Rosenberger: Die eingebürgerten Österreicher mussten auf die Staatsbürgerschaft jahrelang warten, in dieser Zeit hatten sie kein Wahlrecht und kamen oft aus Ländern, wo es das freie, geheime Wahlrecht nicht gab. Diese Gruppe war von der Ausübung demokratischer Rechte entwöhnt. Dazu kommt der Statusverlust vieler alteingesessener Bewohner durch Arbeitslosigkeit und Abhängigkeit von Sozialleistungen. Diese Situation zeigt sich heute in der Entkoppelung der Bürger von der Politik, der Entpolitisierung der Institution Gemeindebau.

STANDARD: Treten Sie für kommunales Ausländerwahlrecht ein?
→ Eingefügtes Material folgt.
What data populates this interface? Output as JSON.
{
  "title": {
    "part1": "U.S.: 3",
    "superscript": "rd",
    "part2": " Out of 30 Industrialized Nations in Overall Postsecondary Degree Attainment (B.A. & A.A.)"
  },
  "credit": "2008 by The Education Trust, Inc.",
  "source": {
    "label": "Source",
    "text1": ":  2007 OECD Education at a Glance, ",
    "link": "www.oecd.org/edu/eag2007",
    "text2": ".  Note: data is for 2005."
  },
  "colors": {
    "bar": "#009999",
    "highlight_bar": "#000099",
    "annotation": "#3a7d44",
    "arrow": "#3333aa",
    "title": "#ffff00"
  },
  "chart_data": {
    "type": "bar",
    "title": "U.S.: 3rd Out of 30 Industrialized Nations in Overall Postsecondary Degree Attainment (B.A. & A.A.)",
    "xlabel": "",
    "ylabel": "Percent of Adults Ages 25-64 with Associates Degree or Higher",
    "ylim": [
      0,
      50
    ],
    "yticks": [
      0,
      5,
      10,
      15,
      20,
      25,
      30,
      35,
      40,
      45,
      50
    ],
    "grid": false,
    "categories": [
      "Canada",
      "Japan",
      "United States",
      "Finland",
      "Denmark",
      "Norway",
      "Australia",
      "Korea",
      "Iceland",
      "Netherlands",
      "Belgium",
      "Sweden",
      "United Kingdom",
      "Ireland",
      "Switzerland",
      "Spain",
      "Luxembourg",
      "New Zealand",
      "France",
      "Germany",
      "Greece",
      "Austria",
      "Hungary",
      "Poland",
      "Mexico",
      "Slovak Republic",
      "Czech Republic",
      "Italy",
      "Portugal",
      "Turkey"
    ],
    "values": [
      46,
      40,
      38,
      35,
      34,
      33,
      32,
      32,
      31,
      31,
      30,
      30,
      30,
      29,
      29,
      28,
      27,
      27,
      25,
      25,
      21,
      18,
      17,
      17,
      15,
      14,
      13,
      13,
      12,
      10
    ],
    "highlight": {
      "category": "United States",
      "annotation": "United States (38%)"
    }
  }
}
Rosenberger: Ich bin unbedingt dieser Ansicht. Wenn jemand in Österreich verfestigten Aufenthalt hat, soll er oder sie zumindest auf lokaler und kommunaler Ebene wählen dürfen. Das ist ein demokratiepolitisches Gebot.

STANDARD: War es gut, die Einkommensgrenzen für Gemeindewohnungen hinaufzusetzen?
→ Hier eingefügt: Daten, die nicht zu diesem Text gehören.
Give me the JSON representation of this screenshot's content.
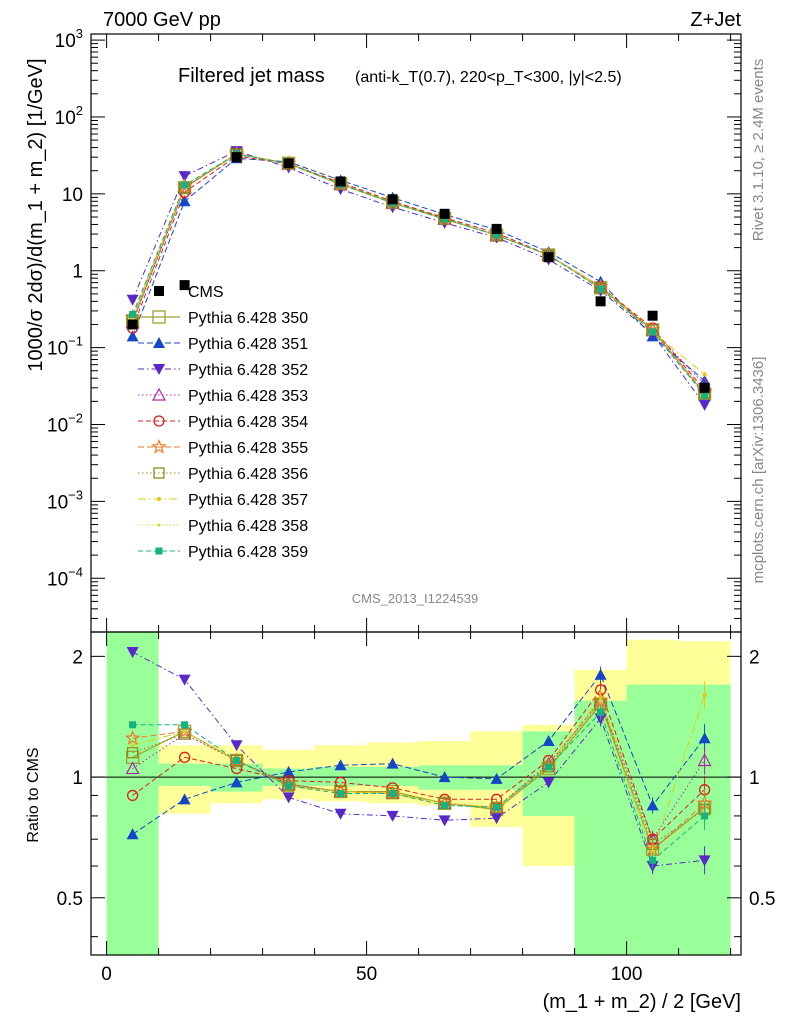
{
  "header": {
    "left": "7000 GeV pp",
    "right": "Z+Jet"
  },
  "side_labels": {
    "rivet": "Rivet 3.1.10, ≥ 2.4M events",
    "mcplots": "mcplots.cern.ch [arXiv:1306.3436]"
  },
  "watermark": "CMS_2013_I1224539",
  "chart_data": {
    "type": "line",
    "title": "Filtered jet mass",
    "title_detail": "(anti-k_T(0.7), 220<p_T<300, |y|<2.5)",
    "xlabel": "(m_1 + m_2) / 2 [GeV]",
    "ylabel": "1000/σ 2dσ)/d(m_1 + m_2) [1/GeV]",
    "ratio_ylabel": "Ratio to CMS",
    "xlim": [
      -3,
      122
    ],
    "ylim": [
      2e-05,
      1200
    ],
    "ylog": true,
    "ratio_ylim": [
      0.36,
      2.3
    ],
    "x_ticks": [
      0,
      50,
      100
    ],
    "y_ticks": [
      "10^-4",
      "10^-3",
      "10^-2",
      "10^-1",
      "1",
      "10",
      "10^2",
      "10^3"
    ],
    "ratio_ticks": [
      "0.5",
      "1",
      "2"
    ],
    "x": [
      5,
      15,
      25,
      35,
      45,
      55,
      65,
      75,
      85,
      95,
      105,
      115
    ],
    "data": {
      "name": "CMS",
      "color": "#000000",
      "values": [
        0.2,
        0.65,
        30,
        25,
        14.5,
        8.5,
        5.5,
        3.5,
        1.5,
        0.4,
        0.26,
        0.03
      ],
      "band_inner": [
        [
          0,
          10,
          0.36,
          2.3
        ],
        [
          10,
          20,
          0.95,
          1.08
        ],
        [
          20,
          30,
          0.92,
          1.08
        ],
        [
          30,
          40,
          0.95,
          1.05
        ],
        [
          40,
          50,
          0.95,
          1.06
        ],
        [
          50,
          60,
          0.95,
          1.06
        ],
        [
          60,
          70,
          0.93,
          1.07
        ],
        [
          70,
          80,
          0.93,
          1.07
        ],
        [
          80,
          90,
          0.8,
          1.3
        ],
        [
          90,
          100,
          0.36,
          1.55
        ],
        [
          100,
          110,
          0.36,
          1.7
        ],
        [
          110,
          120,
          0.36,
          1.7
        ]
      ],
      "band_outer": [
        [
          0,
          10,
          0.36,
          2.3
        ],
        [
          10,
          20,
          0.81,
          1.2
        ],
        [
          20,
          30,
          0.86,
          1.2
        ],
        [
          30,
          40,
          0.88,
          1.17
        ],
        [
          40,
          50,
          0.87,
          1.2
        ],
        [
          50,
          60,
          0.86,
          1.22
        ],
        [
          60,
          70,
          0.85,
          1.23
        ],
        [
          70,
          80,
          0.75,
          1.3
        ],
        [
          80,
          90,
          0.6,
          1.35
        ],
        [
          90,
          100,
          0.36,
          1.85
        ],
        [
          100,
          110,
          0.36,
          2.2
        ],
        [
          110,
          120,
          0.36,
          2.18
        ]
      ]
    },
    "series": [
      {
        "name": "Pythia 6.428 350",
        "color": "#a0a030",
        "marker": "square-open",
        "dash": "",
        "width": 1.2,
        "values": [
          0.22,
          12,
          33,
          25,
          13.5,
          7.7,
          4.8,
          2.9,
          1.6,
          0.6,
          0.17,
          0.025
        ],
        "ratio": [
          1.12,
          1.3,
          1.1,
          0.96,
          0.92,
          0.92,
          0.86,
          0.83,
          1.05,
          1.52,
          0.66,
          0.84
        ]
      },
      {
        "name": "Pythia 6.428 351",
        "color": "#1446c8",
        "marker": "triangle-up-filled",
        "dash": "6,3",
        "width": 1,
        "values": [
          0.14,
          8,
          29,
          26,
          15,
          8.9,
          5.4,
          3.4,
          1.75,
          0.72,
          0.14,
          0.037
        ],
        "ratio": [
          0.72,
          0.88,
          0.97,
          1.03,
          1.07,
          1.08,
          1.0,
          0.99,
          1.23,
          1.8,
          0.85,
          1.25
        ]
      },
      {
        "name": "Pythia 6.428 352",
        "color": "#5a28c8",
        "marker": "triangle-down-filled",
        "dash": "6,3,1.5,3",
        "width": 1,
        "values": [
          0.42,
          17,
          36,
          22,
          11.5,
          6.7,
          4.2,
          2.7,
          1.4,
          0.55,
          0.15,
          0.018
        ],
        "ratio": [
          2.05,
          1.75,
          1.2,
          0.89,
          0.81,
          0.8,
          0.78,
          0.79,
          0.97,
          1.4,
          0.6,
          0.62
        ]
      },
      {
        "name": "Pythia 6.428 353",
        "color": "#aa28aa",
        "marker": "triangle-up-open",
        "dash": "1.5,2.5",
        "width": 1,
        "values": [
          0.21,
          12,
          33,
          24.5,
          13.3,
          7.6,
          4.7,
          2.9,
          1.6,
          0.62,
          0.17,
          0.033
        ],
        "ratio": [
          1.05,
          1.28,
          1.1,
          0.96,
          0.92,
          0.91,
          0.86,
          0.84,
          1.08,
          1.55,
          0.7,
          1.1
        ]
      },
      {
        "name": "Pythia 6.428 354",
        "color": "#dc1e1e",
        "marker": "circle-open",
        "dash": "5,3",
        "width": 1,
        "values": [
          0.18,
          10.5,
          31,
          24.5,
          14,
          8,
          4.9,
          3.1,
          1.6,
          0.62,
          0.18,
          0.028
        ],
        "ratio": [
          0.9,
          1.12,
          1.05,
          0.98,
          0.97,
          0.94,
          0.88,
          0.88,
          1.1,
          1.65,
          0.7,
          0.93
        ]
      },
      {
        "name": "Pythia 6.428 355",
        "color": "#f07828",
        "marker": "star-open",
        "dash": "6,3",
        "width": 1,
        "values": [
          0.25,
          12.5,
          33,
          24.5,
          13.3,
          7.6,
          4.7,
          2.9,
          1.6,
          0.62,
          0.17,
          0.026
        ],
        "ratio": [
          1.25,
          1.3,
          1.1,
          0.95,
          0.92,
          0.91,
          0.86,
          0.84,
          1.07,
          1.55,
          0.66,
          0.86
        ]
      },
      {
        "name": "Pythia 6.428 356",
        "color": "#8c8c1e",
        "marker": "square-open-small",
        "dash": "1.5,2.5",
        "width": 1,
        "values": [
          0.23,
          12,
          33,
          24.5,
          13.3,
          7.6,
          4.7,
          2.9,
          1.6,
          0.6,
          0.17,
          0.025
        ],
        "ratio": [
          1.15,
          1.28,
          1.1,
          0.95,
          0.92,
          0.91,
          0.86,
          0.84,
          1.06,
          1.52,
          0.68,
          0.83
        ]
      },
      {
        "name": "Pythia 6.428 357",
        "color": "#e6c814",
        "marker": "dot",
        "dash": "8,3,1.5,3",
        "width": 1,
        "values": [
          0.24,
          12.5,
          33,
          24.5,
          13.3,
          7.6,
          4.7,
          2.9,
          1.6,
          0.62,
          0.16,
          0.045
        ],
        "ratio": [
          1.2,
          1.3,
          1.1,
          0.95,
          0.92,
          0.91,
          0.86,
          0.84,
          1.07,
          1.58,
          0.65,
          1.6
        ]
      },
      {
        "name": "Pythia 6.428 358",
        "color": "#c8dc3c",
        "marker": "dot-small",
        "dash": "1.5,2",
        "width": 1,
        "values": [
          0.24,
          12.5,
          33,
          24.5,
          13.3,
          7.6,
          4.7,
          2.9,
          1.6,
          0.6,
          0.16,
          0.025
        ],
        "ratio": [
          1.2,
          1.3,
          1.1,
          0.95,
          0.92,
          0.91,
          0.86,
          0.84,
          1.06,
          1.5,
          0.64,
          0.82
        ]
      },
      {
        "name": "Pythia 6.428 359",
        "color": "#14b482",
        "marker": "square-filled",
        "dash": "5,3",
        "width": 1,
        "values": [
          0.27,
          13,
          33,
          24.5,
          13.3,
          7.6,
          4.7,
          2.9,
          1.6,
          0.58,
          0.16,
          0.024
        ],
        "ratio": [
          1.35,
          1.35,
          1.1,
          0.95,
          0.91,
          0.91,
          0.85,
          0.84,
          1.06,
          1.45,
          0.62,
          0.8
        ]
      }
    ]
  }
}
Rosenberger: Das ist grundsätzlich eine gute Maßnahme. Die soziale Gestaltung der Mietpreise ist wiederum eine eigene Frage. Um aber bestimmte Orte politisch und sozial nicht zu polarisieren oder zu exponieren, zu vermeiden, dass sie ein negatives Image aufbauen, ist die soziale und ethnische Durchmischung relevant. Gleichzeitig hat der Gemeindebau die sozialpolitische Funktion, sozial Schwächeren Wohnraum zu verschaffen. Die Staffelung der Mietpreise kann dazu beitragen, beide Ziele zu verfolgen.

STANDARD: Die Mieten steigen relativ stark in Wien. Droht hier ein soziales Problem? Brauchen wir neue Gemeindebauten?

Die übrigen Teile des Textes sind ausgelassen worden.